The above-mentioned description is one example of outputting a signal obtained from a solid state image sensing device as a motion picture signal such as a TV signal. However, there existed a video camera having a function of electronic still camera. Such a video camera outputs a TV signal by using a signal equivalent to 525 lines, for example, when outputting a motion picture. On the other hand, when outputting a still picture, one still picture can be obtained by outputting signals of all lines.
Recently, a still picture taken by a video camera is demanded for higher resolution. In order to obtain a still picture in high resolution, it is necessary for a solid state image sensing device to increase a number of pixels.
In a case of utilizing a solid state image sensing device composed of the photoelectric converting elements 1 disposed by, for example, 960 pixels in the horizontal direction and 640 pixels in the vertical direction, a still picture equivalent to approximately six hundred thousand pixels can be obtained. However, in a case of a still picture equivalent to approximately six hundred thousand pixels, printing the still picture with enlarged by using a home use printer can not obtain a picture in sufficient picture quality as a particle of pixel is extremely conspicuous.

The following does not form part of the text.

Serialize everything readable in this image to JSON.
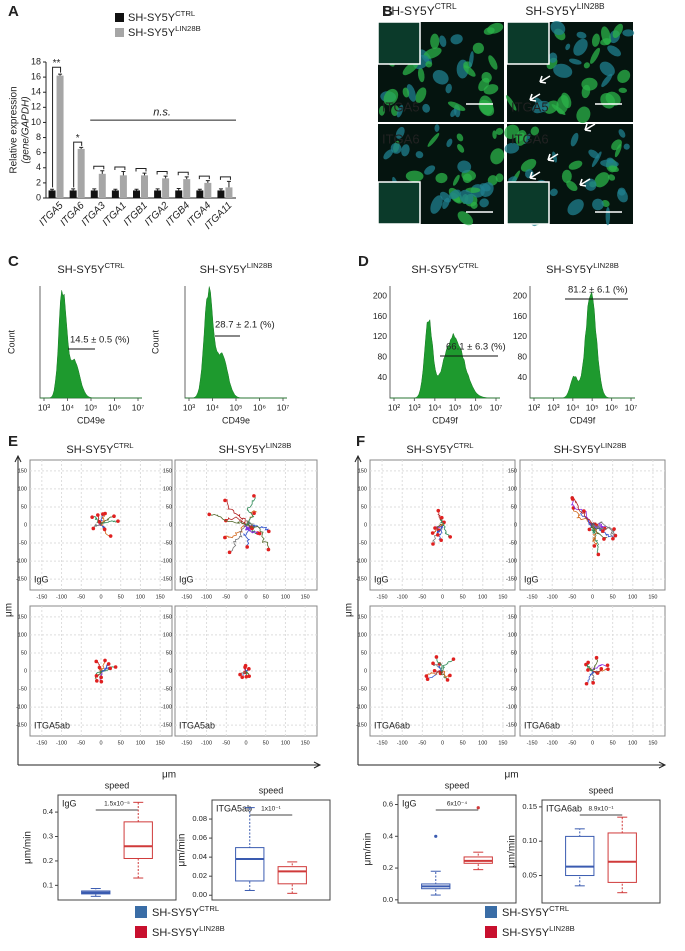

Further, there existed various signal systems other than the NTSC system. In a case that a number of pixels of a solid state image sensing device is increased in the horizontal and vertical directions, a motion picture in other signal system than the NTSC system can be outputted. For example, in a case of considering a solid state image sensing device composed of the photoelectric converting elements 1 disposed by 1280 pixels in the horizontal direction and 720 pixels in the vertical direction, a motion picture by a system of progressively scanning 720 effective scanning lines by a frame frequency of 30 Hz, that is, the 720p/30 frame system can be outputted. However, in order to output such a motion picture, it is necessary for a solid state image sensing device to increase a number of pixels in the horizontal and vertical directions.
For the reason mentioned above, a solid state image sensing device having a large number of pixels is required. However, in a case that a number of pixels is increased, it is necessary for pixels to be horizontally transmitted furthermore during 1 HD period, so that a transmission rate of electric charge in the HCCD 3 must be increased. For example, with assuming that a number of pixels to be horizontally transmitted during 1 HD period is (1280×2)=2560 pixels, since 1 HD period is equal to 63.5 μs, a horizontal transmission rate becomes (1280 pixels×2÷63.5 μs)=40.34 MHz. However, if a transmission rate of electric charge in the HCCD 3 is increased such as mentioned above, there is existed a problem such that power consumption of the HCCD 3 increases. Further, a signal to noise ratio is deteriorated by heat generation of the solid state image sensing device.
With respect to a solid state image sensing device, which can decrease a horizontal transmission rate of electric charge in the HCCD 3, a specific type of solid state image sensing device, which is equipped with two HCCDs and transmits electric charges through a different HCCD 3 in an even number line and an odd number line respectively, is available in a market. However, this type of solid state image sensing device is required to be installed with two HCCDs and to transmit electric charges from the VCCD with distributing the electric charges to two HCCDs. Accordingly, there is existed a further problem such that it is hard to increase pixels more.